With the latter – maybe a little too much. The concerto begins with a cadenza that consists of a single short tone, which is repeated until a schizophrenic burst cuts across its smooth surface. The audience was restless. Many did not know what to make of this display of anti-virtuosity, and so when a trumpet blast broke the cellist’s opening cadenza, a terrifying moment, we heard – laughter. Nervous tittering? The laughter continued as the orchestra played the enormously complex brass fanfares which set multiple rhythmic frames in play. But it soon died down, thanks in part to Mr Ma’s theatricality of horror, and also, I suspect, because even the most cynical traditionalist cannot suppose that a composer would sustain a joke for so long and with such complexity.
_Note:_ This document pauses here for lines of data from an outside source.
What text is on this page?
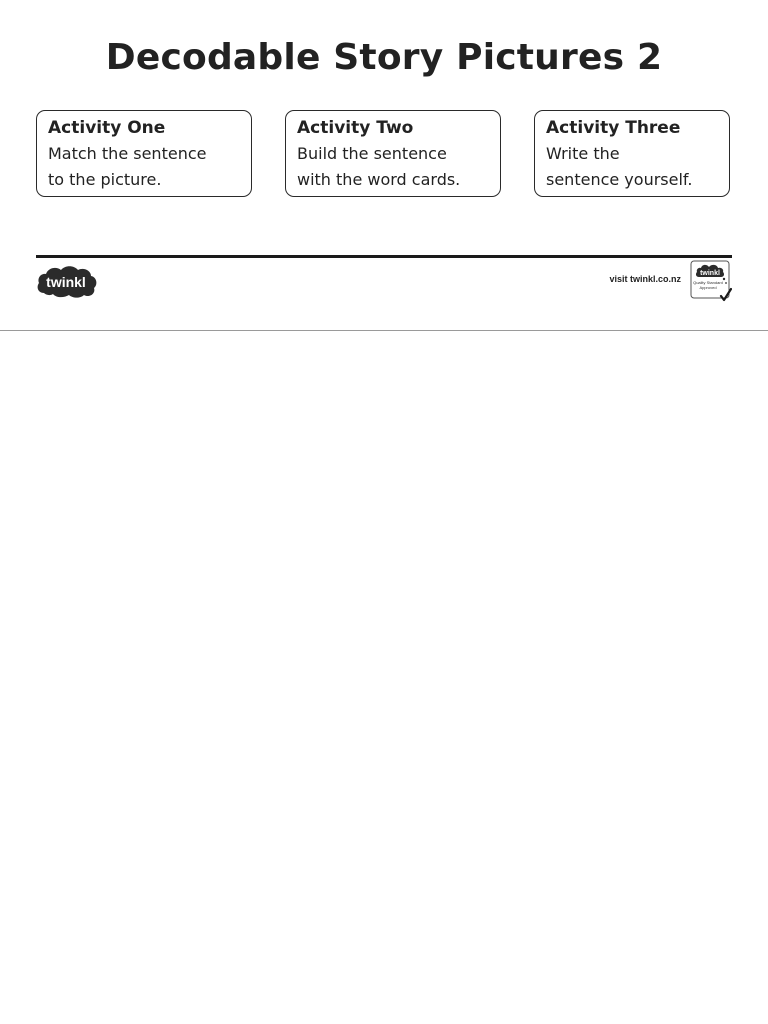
Decodable Story Pictures 2
Activity One
Match the sentence
to the picture.
Activity Two
Build the sentence
with the word cards.
Activity Three
Write the
sentence yourself.
twinkl	visit twinkl.co.nz
twinkl
Quality Standard Approved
Consider the way those opening repeated notes sounded – no two of them were the same. Mr Ma sometimes seems to launch notes straight from the fingerboard to the back of the room with a melodramatic vibrato and a thrusting gesture of his left hand, almost literally throwing the instrument forward. No new music elitist, and no populist either, he is unafraid to embody the full charge of whatever he feels is operative at that moment in the music, whether it is whimsy, or fear, or horror. His face is transparent.

Perhaps the best reason to hear works like the Cello Concerto live is to restore a spatial hearing of the orchestra, which is completely obliterated on recordings. The staccato duet between percussion at the back of the room and Mr Ma’s dancing bow at the front sounds different with fifty bodies sitting between them. Lutosławski’s textures shimmer across the orchestra’s surface, pooling here, spreading there, like light on the surface of a pond.

One of the best ways to describe unfamiliar, or difficult, or modern music to non-converts, I think, is to emphasize its contributions to an expanded vocabulary of texture – a fact very much in evidence on this program, with the Lutosławski sandwiched as it is between Sibelius and Tchaikovsky. In this tonal repertoire, the CSO did its customary thing, which is to play with a formidably smooth tone, with clarity and a little coolness. Some of it was superb, and beautiful; it is hard to readjust one’s ears after the focus demanded by Lutosławski’s labyrinthine imagination. If the Cello Concerto requires a Lamborghini, the rest of the program felt as though it needed only a Tonka truck.